Paul Ryan: Lifting Oil Export Ban ‘Like Having 100 Keystone Pipelines’ and Great for Foreign Policy

By Michael Bastasch Published on December 22, 2015

House Speaker Paul Ryan says lifting the decades-old ban on oil exports will be “like having 100 Keystone pipelines” as he beats back criticisms that Republicans lost out by trading oil exports for extended green energy subsidies.

“Having the oil export ban lifted permanently is like having 100 Keystone pipelines, and it’s really good for foreign policy,” Ryan said on The Hugh Hewitt Show Monday.

Congress passed two massive budget and tax bills last week to avoid a government shutdown. As part of a compromise to pass the bills, Democrats agreed to lift the ban on U.S. crude oil exports in exchange for extending subsidies for wind energy and solar panels another five years. Conservative groups have largely condemned the concession, but Republican lawmakers have tried justifying the trade.

“It helps us put OPEC out of business. It’s not good for Venezuela, the Middle East, Russia, and others,” Ryan told Hugh Hewitt.

After President Barack Obama vetoed Keystone XL legislation in February, Republican lawmakers refocused their energy efforts to lifting the 1970s-era ban on exporting domestically-produced crude oil. The GOP argues lifting the oil export ban would allow the U.S. energy boom to continue and create more jobs.

While conservatives groups generally supported lifting the export ban, they were wary of what Republicans would trade to meet their policy goals.

“The Republicans are right to fight for lifting the oil export ban, as it would reduce gasoline prices for families and enhance U.S. energy security,” Tom Pyle, president of the free market American Energy Alliance, wrote in a recent blog post. “But not at any price.”

“Republicans in Congress have opposed President Obama’s carbon regulations throughout this year, yet this bill provides an additional five years of this subsidy that is critical for the implementation of these regulations,” echoed Heritage Action, the political arm of the conservative Heritage Foundation.

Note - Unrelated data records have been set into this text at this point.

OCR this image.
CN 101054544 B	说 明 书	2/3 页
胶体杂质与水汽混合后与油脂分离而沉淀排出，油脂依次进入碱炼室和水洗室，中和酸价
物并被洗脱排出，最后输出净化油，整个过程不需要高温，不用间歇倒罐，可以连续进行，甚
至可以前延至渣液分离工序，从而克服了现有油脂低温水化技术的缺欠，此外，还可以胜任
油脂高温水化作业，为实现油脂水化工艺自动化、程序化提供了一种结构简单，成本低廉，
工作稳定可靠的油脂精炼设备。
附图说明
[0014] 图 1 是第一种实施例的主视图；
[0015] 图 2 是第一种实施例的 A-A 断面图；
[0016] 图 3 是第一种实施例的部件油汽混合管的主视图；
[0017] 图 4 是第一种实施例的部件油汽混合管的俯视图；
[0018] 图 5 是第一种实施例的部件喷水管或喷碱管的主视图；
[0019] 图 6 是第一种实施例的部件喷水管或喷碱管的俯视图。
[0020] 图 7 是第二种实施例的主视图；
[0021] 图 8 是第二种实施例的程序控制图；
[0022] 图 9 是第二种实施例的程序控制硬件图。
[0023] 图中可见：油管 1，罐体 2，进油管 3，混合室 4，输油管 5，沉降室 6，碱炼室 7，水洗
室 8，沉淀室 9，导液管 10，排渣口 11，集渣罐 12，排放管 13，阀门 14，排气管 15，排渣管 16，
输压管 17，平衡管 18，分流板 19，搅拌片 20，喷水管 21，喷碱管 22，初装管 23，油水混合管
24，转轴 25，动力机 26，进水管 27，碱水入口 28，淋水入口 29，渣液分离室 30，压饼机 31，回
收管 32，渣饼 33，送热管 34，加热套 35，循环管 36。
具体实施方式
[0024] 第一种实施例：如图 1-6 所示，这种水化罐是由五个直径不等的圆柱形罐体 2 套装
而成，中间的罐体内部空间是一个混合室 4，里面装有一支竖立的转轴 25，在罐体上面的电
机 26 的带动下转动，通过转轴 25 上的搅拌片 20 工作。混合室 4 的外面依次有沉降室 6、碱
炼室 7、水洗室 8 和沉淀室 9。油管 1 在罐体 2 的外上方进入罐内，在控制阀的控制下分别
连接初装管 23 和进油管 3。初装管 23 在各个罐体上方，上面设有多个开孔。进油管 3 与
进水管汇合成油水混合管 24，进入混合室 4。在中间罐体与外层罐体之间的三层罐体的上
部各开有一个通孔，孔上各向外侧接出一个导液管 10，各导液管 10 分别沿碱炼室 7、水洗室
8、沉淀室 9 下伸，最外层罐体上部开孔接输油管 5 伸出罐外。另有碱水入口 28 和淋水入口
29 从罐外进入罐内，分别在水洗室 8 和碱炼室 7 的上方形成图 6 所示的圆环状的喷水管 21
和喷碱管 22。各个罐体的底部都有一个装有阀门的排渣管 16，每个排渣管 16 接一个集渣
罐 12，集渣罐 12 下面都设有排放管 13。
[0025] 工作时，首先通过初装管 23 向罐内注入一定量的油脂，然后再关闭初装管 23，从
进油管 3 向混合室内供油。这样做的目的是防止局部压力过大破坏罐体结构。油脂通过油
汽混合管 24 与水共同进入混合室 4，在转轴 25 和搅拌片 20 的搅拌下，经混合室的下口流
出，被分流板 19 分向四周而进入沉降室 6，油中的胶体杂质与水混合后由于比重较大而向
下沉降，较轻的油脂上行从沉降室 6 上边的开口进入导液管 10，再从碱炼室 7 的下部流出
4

Republican lawmakers, however, defended their votes for the $1.1 trillion budget bill and $700 billion tax package, arguing the bills reflected “the priorities of the American people.”

“It stops unnecessary and harmful White House proposals and regulations that hinder growth and job creation, and that harm the very industries that make our nation and our economy strong — including eliminating a 40-year-old ban on the U.S. export of crude oil,” Rep. Hal Rogers of Kentucky, who chairs the House appropriations committee, said on the budget bill’s passage.